De la même manière, le film, malgré son ingéniosité, ne parvient pas échapper à un certain classicisme. Sans se complaire dans le moule des biopic traditionnels qui gangrènent Hollywood depuis quelques années, L’Homme du peuple donne parfois l’impression que l’on navigue paisiblement sur le fleuve de la vie de Walesa, là où on attendrait une réelle exploration des méandres du personnage. L’opposition, classique, entre face sociale et vie privée de l’homme engagé dans une « grande cause », est assez sommaire.

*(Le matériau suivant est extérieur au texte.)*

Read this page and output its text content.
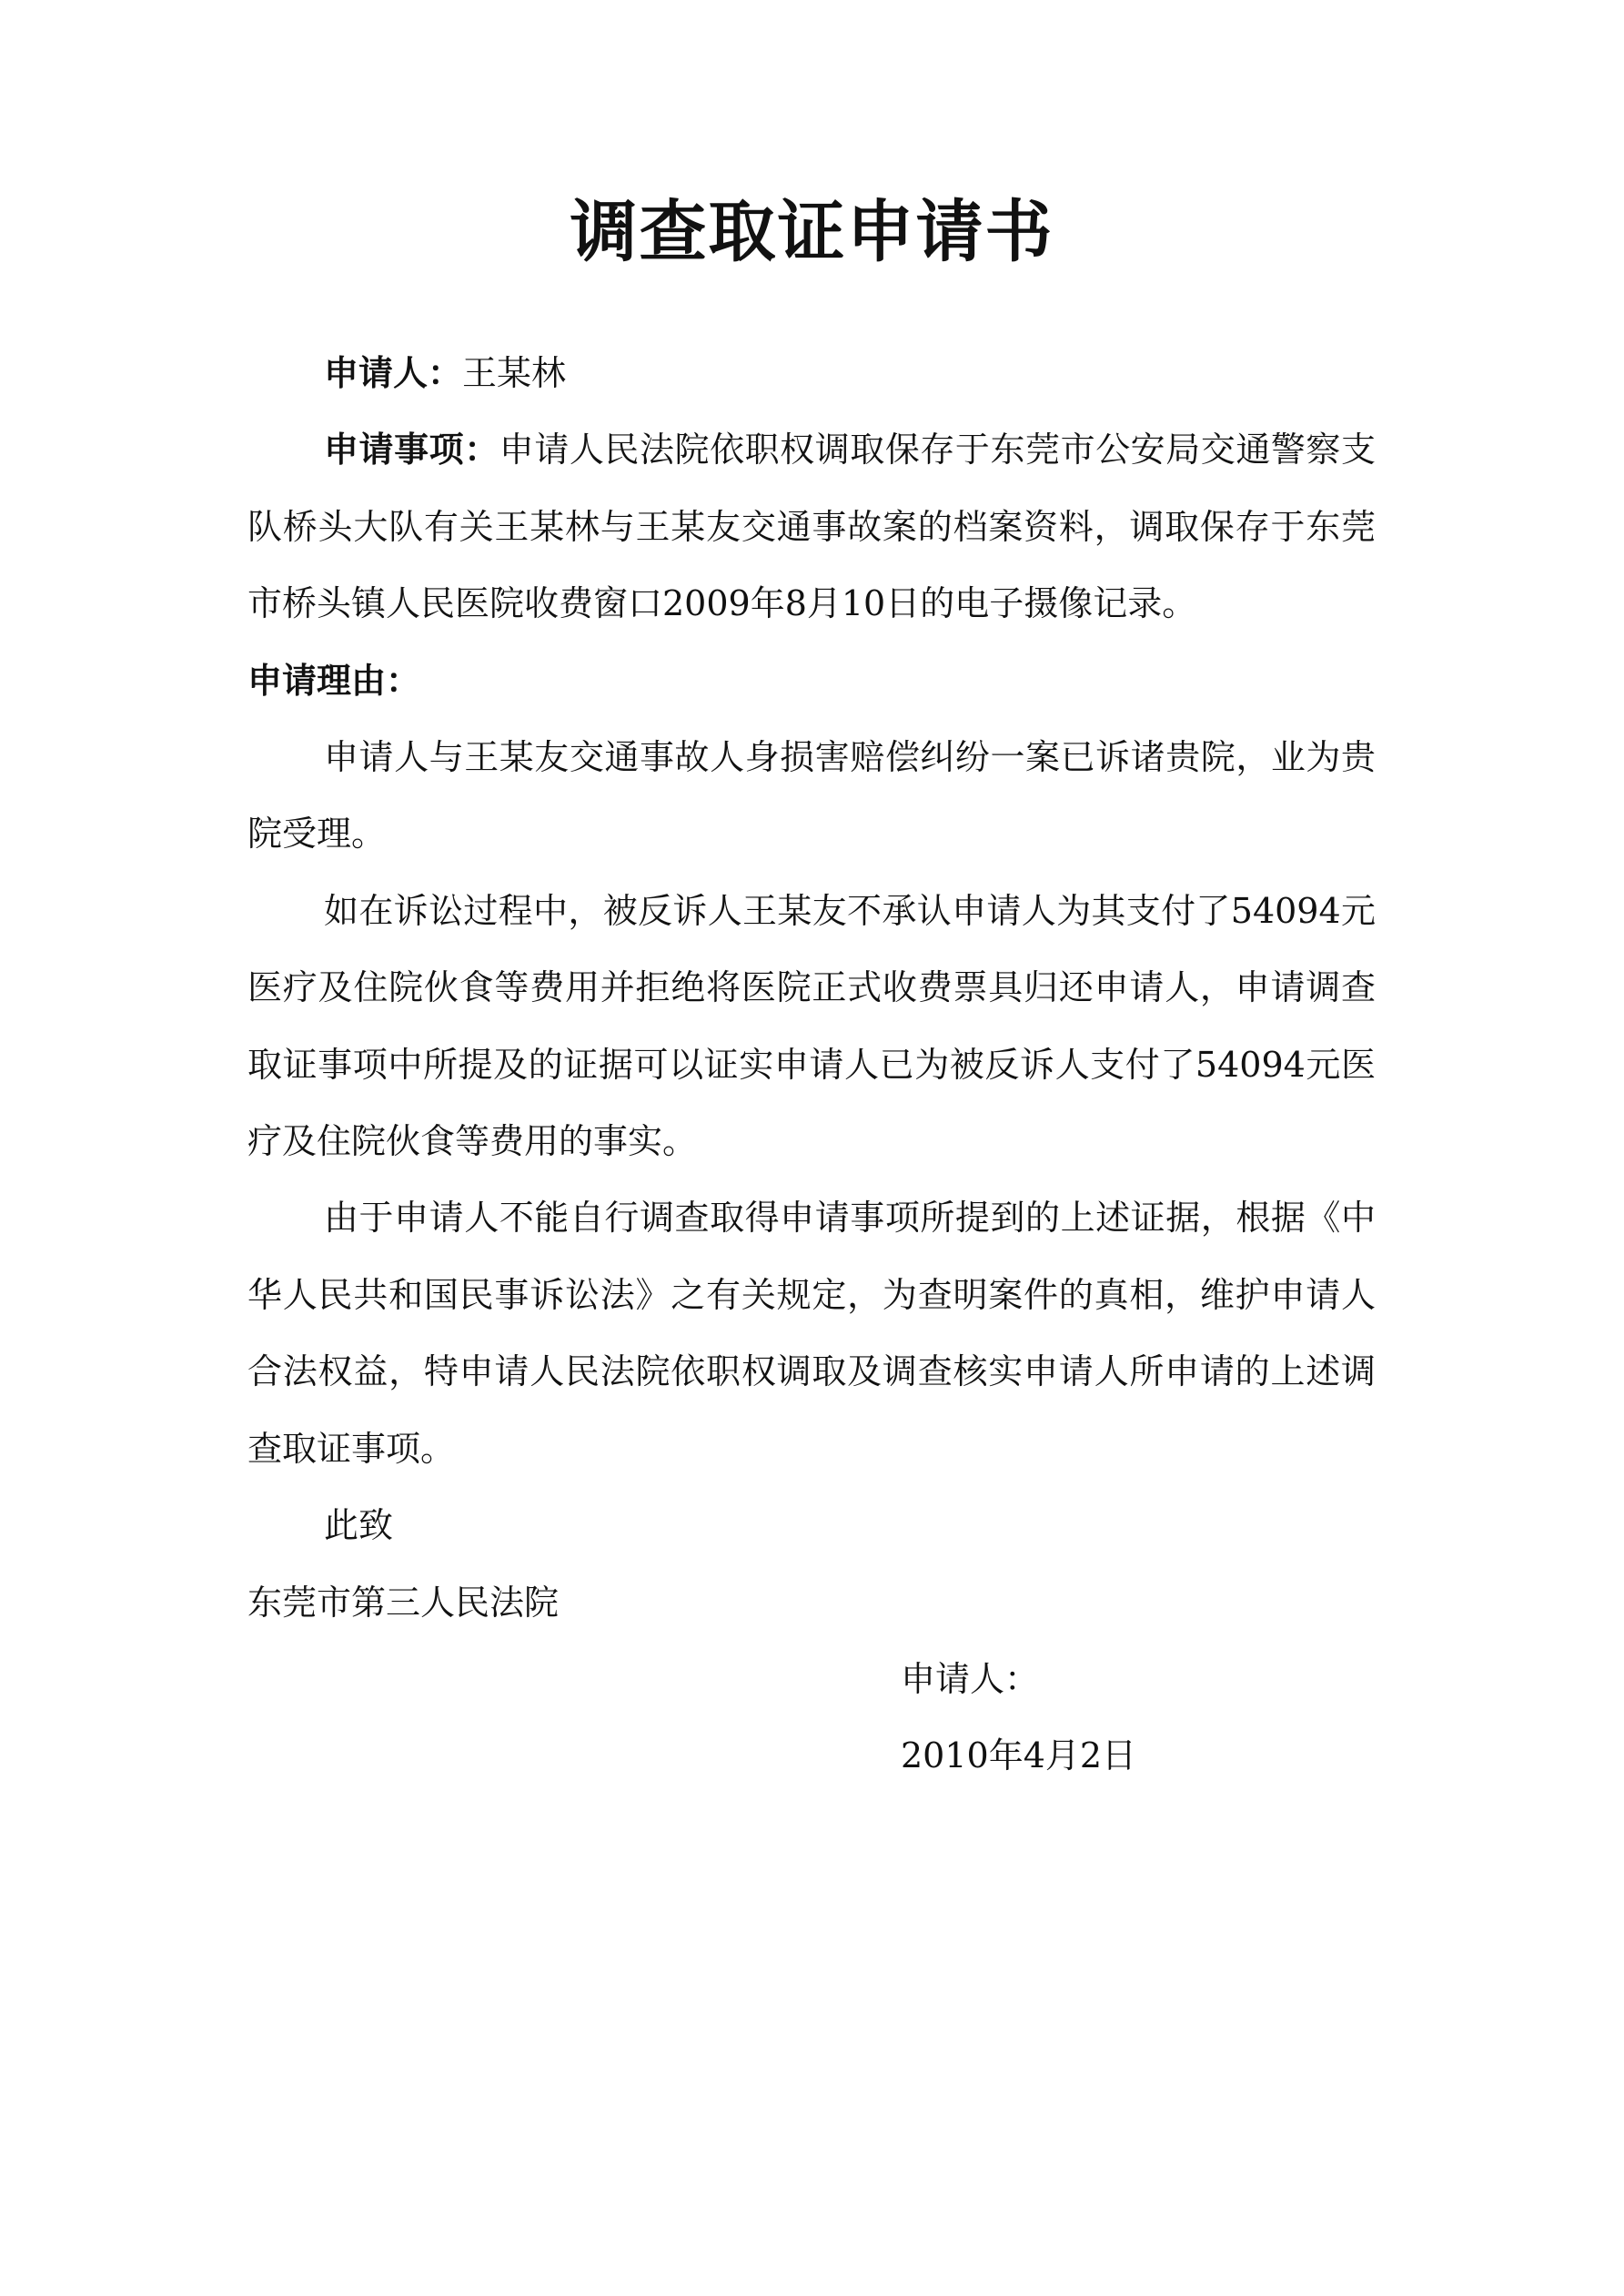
调查取证申请书

申请人：王某林

申请事项：申请人民法院依职权调取保存于东莞市公安局交通警察支队桥头大队有关王某林与王某友交通事故案的档案资料，调取保存于东莞市桥头镇人民医院收费窗口2009年8月10日的电子摄像记录。

申请理由：

申请人与王某友交通事故人身损害赔偿纠纷一案已诉诸贵院，业为贵院受理。

如在诉讼过程中，被反诉人王某友不承认申请人为其支付了54094元医疗及住院伙食等费用并拒绝将医院正式收费票具归还申请人，申请调查取证事项中所提及的证据可以证实申请人已为被反诉人支付了54094元医疗及住院伙食等费用的事实。

由于申请人不能自行调查取得申请事项所提到的上述证据，根据《中华人民共和国民事诉讼法》之有关规定，为查明案件的真相，维护申请人合法权益，特申请人民法院依职权调取及调查核实申请人所申请的上述调查取证事项。

此致

东莞市第三人民法院

申请人：

2010年4月2日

Wajda s’en sort toutefois par deux atouts essentiels qui font que le film est globalement une réussite. La mise en scène, d’abord, qui dépeint Walesa comme un homme encerclé, pris en étau, aussi bien par les hommes du régime que par ceux qui le somment prendre part au conflit. Et surtout, le réalisateur parvient à restituer une époque, un climat de lutte permanente qui occupe tous les terrains – le choix de la bande-son et des musiques fait sens et rend bien cette idée d’une lutte contre le régime qui dépasse le terrain proprement politique.
Les Rencontres du film des résistances
Saluons la programmation exemplaire de ce festival, qui a proposé les films de quelques grands réalisateurs, de belles avant-premières et surtout des séances en présence des réalisateurs. On peut toutefois regretter le nombre très réduit de séances pour certains films.